HOW WE SWITCHed FROM WATERFALL, TO SCRUM, TO KAN-BAN.
Challenge
While still on our on-premise product (you can read here about the transition to the cloud), we realized that we were lacking transparency and planning capabilities around development.
Solution
This challenge combined with the desire to standardize our practices with the rest of the tech community led us to research Agile/Scrum processes. We knew that adding this framework will not solve all our problems, but will give us the tools see issues faster, as well as the capability to address them in a constructive way.
High Level Approach
We came up with a roll-out plan that included: training, backlog org and grooming, identifying the different roles and corresponding teams, setting up the various meetings and agreeing on some preliminary measurements of success.
Execution and Evaluation
We’ve decided on Scrum at first; two-weeks sprints, with planning, standup, review and retrospective meetings. Product Owners, Scrum Masters and teams were identified. I started as a Product Owner on one of the teams and later switched to the engineering side as a Scrum Master.
Things were a bit rocky at first - we couldn’t settle on what composition each of the team will be - at first we tried a cross-domain model in which we had developers with different expertise in each team, but that didn’t work since the product backlog was organized according to function/domain. We changed the model to be one scrum team per domain and that worked better.
Scrum worked relatively well, especially with the retrospectives as milestones for minor improvements. Main challenges were:
Balancing bugs and stories was not easy; high priority bugs were always addressed, but medium and low priority bugs were always pushed down in the backlog.
The product team was sometime adding stories out of the sprint scope, which caused confusion for the team and some context switching.
We needed more manual QA than the average software company, so it felt like every sprint is a mini-waterfall iteration, in which the QA team had to play catch up with the Development team.

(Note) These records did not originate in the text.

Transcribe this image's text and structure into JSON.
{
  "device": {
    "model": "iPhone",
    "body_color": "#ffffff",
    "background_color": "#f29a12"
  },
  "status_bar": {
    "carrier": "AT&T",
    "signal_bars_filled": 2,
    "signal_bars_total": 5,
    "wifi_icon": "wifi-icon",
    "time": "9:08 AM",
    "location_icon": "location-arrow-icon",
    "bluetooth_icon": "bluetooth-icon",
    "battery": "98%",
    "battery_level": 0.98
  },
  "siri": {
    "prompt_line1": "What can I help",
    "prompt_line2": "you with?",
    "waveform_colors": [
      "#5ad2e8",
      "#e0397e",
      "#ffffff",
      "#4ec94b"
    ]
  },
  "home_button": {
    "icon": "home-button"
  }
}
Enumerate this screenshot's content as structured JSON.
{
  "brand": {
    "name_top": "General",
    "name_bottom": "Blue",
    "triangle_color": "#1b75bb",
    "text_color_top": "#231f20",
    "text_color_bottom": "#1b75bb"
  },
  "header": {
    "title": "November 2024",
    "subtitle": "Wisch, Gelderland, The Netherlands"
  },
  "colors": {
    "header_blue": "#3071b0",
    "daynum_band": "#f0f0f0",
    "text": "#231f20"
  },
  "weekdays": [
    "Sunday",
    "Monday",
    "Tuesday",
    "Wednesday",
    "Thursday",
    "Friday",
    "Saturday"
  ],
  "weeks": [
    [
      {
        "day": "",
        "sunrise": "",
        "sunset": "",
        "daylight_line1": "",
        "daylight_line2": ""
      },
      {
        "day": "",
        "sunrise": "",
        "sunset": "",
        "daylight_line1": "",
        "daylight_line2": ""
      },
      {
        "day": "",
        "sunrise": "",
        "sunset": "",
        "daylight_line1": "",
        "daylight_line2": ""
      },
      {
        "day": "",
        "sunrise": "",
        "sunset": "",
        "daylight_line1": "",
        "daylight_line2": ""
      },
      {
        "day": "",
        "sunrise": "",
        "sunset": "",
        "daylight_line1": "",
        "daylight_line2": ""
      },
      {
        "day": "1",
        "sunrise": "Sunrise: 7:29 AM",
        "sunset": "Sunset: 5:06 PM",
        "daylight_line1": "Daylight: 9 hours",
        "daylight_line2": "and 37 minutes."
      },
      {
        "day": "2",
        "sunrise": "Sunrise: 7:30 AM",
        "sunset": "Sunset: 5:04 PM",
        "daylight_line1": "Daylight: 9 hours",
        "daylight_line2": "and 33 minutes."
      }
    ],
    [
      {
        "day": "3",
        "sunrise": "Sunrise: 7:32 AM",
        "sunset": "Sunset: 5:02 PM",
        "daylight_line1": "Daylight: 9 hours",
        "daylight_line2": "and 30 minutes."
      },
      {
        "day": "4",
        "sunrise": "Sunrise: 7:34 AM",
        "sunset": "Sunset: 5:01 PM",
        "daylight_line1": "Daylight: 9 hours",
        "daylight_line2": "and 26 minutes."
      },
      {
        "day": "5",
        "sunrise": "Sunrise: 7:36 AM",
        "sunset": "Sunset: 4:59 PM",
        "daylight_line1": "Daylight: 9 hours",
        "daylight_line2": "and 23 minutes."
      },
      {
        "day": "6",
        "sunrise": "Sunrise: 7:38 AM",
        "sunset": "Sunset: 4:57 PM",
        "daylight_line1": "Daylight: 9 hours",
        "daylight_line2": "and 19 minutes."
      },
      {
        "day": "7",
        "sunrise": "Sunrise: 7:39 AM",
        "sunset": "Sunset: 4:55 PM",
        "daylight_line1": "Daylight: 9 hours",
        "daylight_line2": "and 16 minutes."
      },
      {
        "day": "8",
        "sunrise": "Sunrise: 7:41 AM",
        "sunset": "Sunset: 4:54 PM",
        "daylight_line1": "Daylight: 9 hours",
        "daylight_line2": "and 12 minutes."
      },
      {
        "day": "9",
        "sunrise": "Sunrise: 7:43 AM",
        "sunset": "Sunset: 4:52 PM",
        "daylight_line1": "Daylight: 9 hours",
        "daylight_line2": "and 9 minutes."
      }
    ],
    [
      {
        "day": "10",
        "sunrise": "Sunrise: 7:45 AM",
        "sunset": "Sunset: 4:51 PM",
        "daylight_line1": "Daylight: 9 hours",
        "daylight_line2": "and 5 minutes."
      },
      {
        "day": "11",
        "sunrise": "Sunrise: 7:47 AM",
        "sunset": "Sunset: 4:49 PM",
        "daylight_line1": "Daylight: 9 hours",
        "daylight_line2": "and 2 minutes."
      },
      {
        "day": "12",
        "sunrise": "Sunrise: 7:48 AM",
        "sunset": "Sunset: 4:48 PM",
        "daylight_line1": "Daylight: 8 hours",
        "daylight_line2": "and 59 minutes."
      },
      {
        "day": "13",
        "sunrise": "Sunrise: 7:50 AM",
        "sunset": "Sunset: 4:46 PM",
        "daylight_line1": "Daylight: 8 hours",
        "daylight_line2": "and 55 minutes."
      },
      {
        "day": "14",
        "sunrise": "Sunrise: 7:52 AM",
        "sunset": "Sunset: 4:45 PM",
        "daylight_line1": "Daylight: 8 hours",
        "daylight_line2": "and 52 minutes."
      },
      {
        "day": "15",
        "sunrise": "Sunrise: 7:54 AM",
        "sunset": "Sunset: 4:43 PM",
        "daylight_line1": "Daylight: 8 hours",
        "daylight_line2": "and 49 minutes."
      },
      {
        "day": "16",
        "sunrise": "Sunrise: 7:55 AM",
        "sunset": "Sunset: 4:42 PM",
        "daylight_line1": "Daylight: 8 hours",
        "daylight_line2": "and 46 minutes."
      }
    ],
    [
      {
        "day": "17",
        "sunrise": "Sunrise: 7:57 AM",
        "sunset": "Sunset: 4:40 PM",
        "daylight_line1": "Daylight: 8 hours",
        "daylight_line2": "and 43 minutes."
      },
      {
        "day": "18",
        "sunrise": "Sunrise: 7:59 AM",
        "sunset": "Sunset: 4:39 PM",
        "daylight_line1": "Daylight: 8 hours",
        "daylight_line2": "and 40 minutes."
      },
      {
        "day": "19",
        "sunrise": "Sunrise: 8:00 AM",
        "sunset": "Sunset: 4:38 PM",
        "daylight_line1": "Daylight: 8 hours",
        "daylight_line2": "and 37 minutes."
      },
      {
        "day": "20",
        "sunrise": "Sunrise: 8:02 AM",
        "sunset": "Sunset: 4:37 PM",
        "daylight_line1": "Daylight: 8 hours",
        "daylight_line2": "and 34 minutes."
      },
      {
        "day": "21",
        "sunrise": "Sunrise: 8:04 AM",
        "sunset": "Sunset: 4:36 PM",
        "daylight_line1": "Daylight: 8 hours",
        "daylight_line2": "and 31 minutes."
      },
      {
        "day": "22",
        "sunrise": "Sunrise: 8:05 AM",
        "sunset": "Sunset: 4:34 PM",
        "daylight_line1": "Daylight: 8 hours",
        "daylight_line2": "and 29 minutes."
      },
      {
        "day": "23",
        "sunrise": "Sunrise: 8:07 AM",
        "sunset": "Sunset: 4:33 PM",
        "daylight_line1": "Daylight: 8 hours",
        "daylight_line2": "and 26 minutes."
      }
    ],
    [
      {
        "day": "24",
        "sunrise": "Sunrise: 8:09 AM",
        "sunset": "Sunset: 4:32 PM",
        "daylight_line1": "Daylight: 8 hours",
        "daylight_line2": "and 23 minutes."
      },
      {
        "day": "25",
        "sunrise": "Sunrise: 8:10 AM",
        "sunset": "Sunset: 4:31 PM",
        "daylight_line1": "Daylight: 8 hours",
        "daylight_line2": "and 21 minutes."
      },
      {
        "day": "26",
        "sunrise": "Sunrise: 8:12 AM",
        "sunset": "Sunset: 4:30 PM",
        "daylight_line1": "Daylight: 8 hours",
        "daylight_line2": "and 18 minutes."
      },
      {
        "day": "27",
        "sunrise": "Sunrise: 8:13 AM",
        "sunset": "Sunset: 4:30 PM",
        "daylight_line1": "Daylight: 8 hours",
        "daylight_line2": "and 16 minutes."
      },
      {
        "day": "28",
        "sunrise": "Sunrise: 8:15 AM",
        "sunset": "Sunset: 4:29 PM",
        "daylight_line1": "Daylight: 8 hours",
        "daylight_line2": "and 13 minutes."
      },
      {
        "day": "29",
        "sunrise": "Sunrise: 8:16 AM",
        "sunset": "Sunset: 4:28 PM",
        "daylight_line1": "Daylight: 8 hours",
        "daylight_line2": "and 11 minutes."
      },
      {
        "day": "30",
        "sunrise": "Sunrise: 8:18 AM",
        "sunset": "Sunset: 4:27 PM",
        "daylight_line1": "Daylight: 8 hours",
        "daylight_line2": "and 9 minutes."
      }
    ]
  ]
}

Releases were monthly, so every second sprint there was a substantial period of time in which only release hardening activities were happening.

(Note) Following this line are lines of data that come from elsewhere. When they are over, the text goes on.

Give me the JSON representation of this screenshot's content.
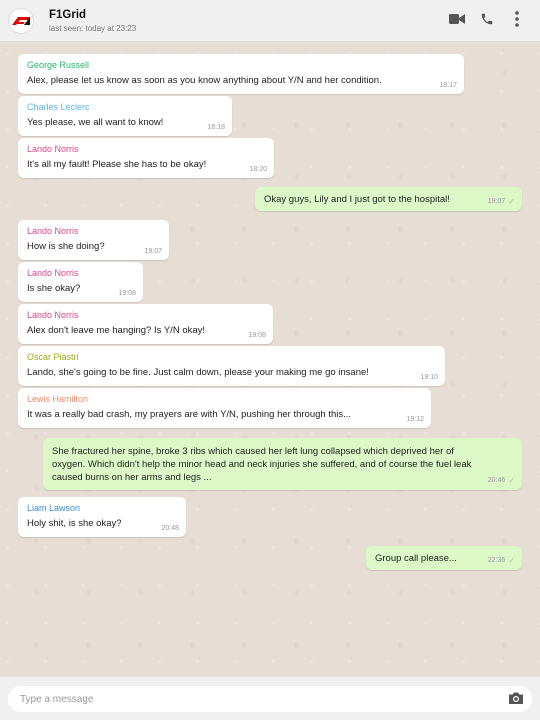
{
  "header": {
    "title": "F1Grid",
    "subtitle": "last seen: today at 23:23"
  },
  "icons": {
    "avatar": "f1-logo-icon",
    "video": "video-camera-icon",
    "call": "phone-icon",
    "menu": "kebab-menu-icon",
    "camera": "camera-icon"
  },
  "colors": {
    "george": "#2bb66a",
    "charles": "#5bb8e8",
    "lando": "#e0458e",
    "oscar": "#9aaa20",
    "lewis": "#ee8d6a",
    "liam": "#3a8fd6",
    "outgoing_bubble": "#dcf8c6",
    "incoming_bubble": "#ffffff"
  },
  "messages": [
    {
      "sender": "George Russell",
      "text": "Alex, please let us know as soon as you know anything about Y/N and her condition.",
      "time": "18:17"
    },
    {
      "sender": "Charles Leclerc",
      "text": "Yes please, we all want to know!",
      "time": "18:18"
    },
    {
      "sender": "Lando Norris",
      "text": "It's all my fault! Please she has to be okay!",
      "time": "18:20"
    },
    {
      "sender": "",
      "text": "Okay guys, Lily and I just got to the hospital!",
      "time": "19:07"
    },
    {
      "sender": "Lando Norris",
      "text": "How is she doing?",
      "time": "19:07"
    },
    {
      "sender": "Lando Norris",
      "text": "Is she okay?",
      "time": "19:08"
    },
    {
      "sender": "Lando Norris",
      "text": "Alex don't leave me hanging? Is Y/N okay!",
      "time": "19:08"
    },
    {
      "sender": "Oscar Piastri",
      "text": "Lando, she's going to be fine. Just calm down, please your making me go insane!",
      "time": "19:10"
    },
    {
      "sender": "Lewis Hamilton",
      "text": "It was a really bad crash, my prayers are with Y/N, pushing her through this...",
      "time": "19:12"
    },
    {
      "sender": "",
      "text": "She fractured her spine, broke 3 ribs which caused her left lung collapsed which deprived her of oxygen. Which didn't help the minor head and neck injuries she suffered, and of course the fuel leak caused burns on her arms and legs ...",
      "time": "20:46"
    },
    {
      "sender": "Liam Lawson",
      "text": "Holy shit, is she okay?",
      "time": "20:48"
    },
    {
      "sender": "",
      "text": "Group call please...",
      "time": "22:36"
    }
  ],
  "composer": {
    "placeholder": "Type a message"
  }
}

At this stage we’ve started discussing a switch to continuous releases; this was part of transitioning to the cloud and we were automating a lot of the regression tests already. We’ve decided to go full Kanban, and hence improving our process from different aspects:
WIP limits helped the team focus on what’s important at a specific time, without worrying about the priorities shuffling too often.

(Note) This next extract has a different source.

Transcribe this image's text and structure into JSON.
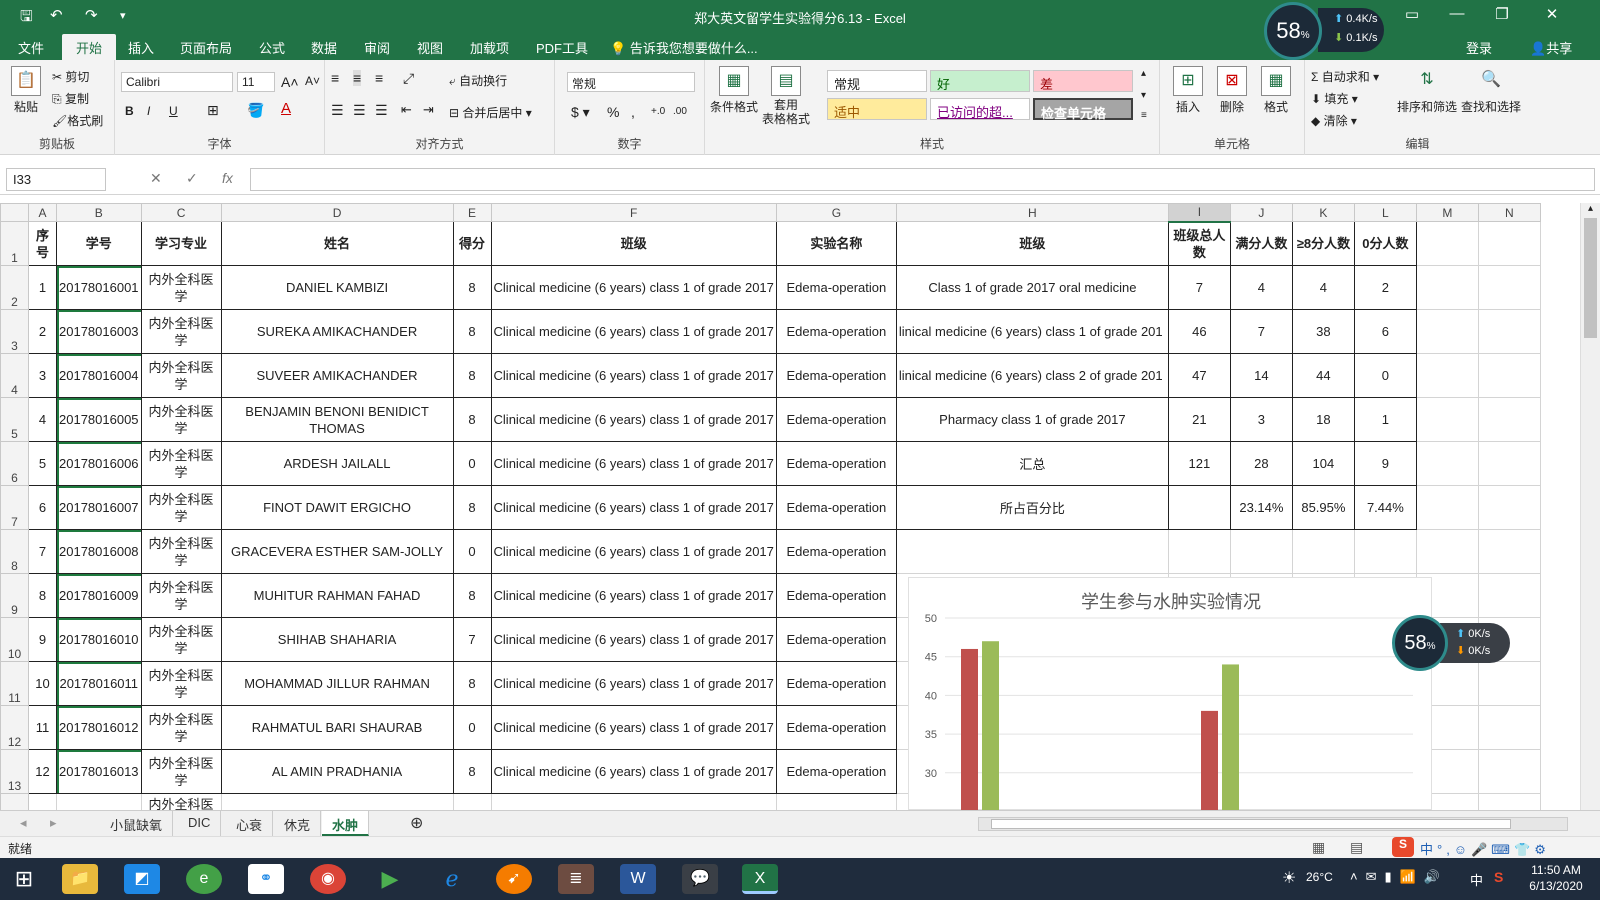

Dev handed off the cases to QA and then those cases were immediately released; the collaboration around that process shortened the feedback loop.
The process today is Kanban, but retrospectives are always an important tool to evaluate - are we still doing the right thing? Using the Inspect and Adapt approach has always kept us conscious about the fact that processes that worked yesterday will not necessarily be the best for us tomorrow.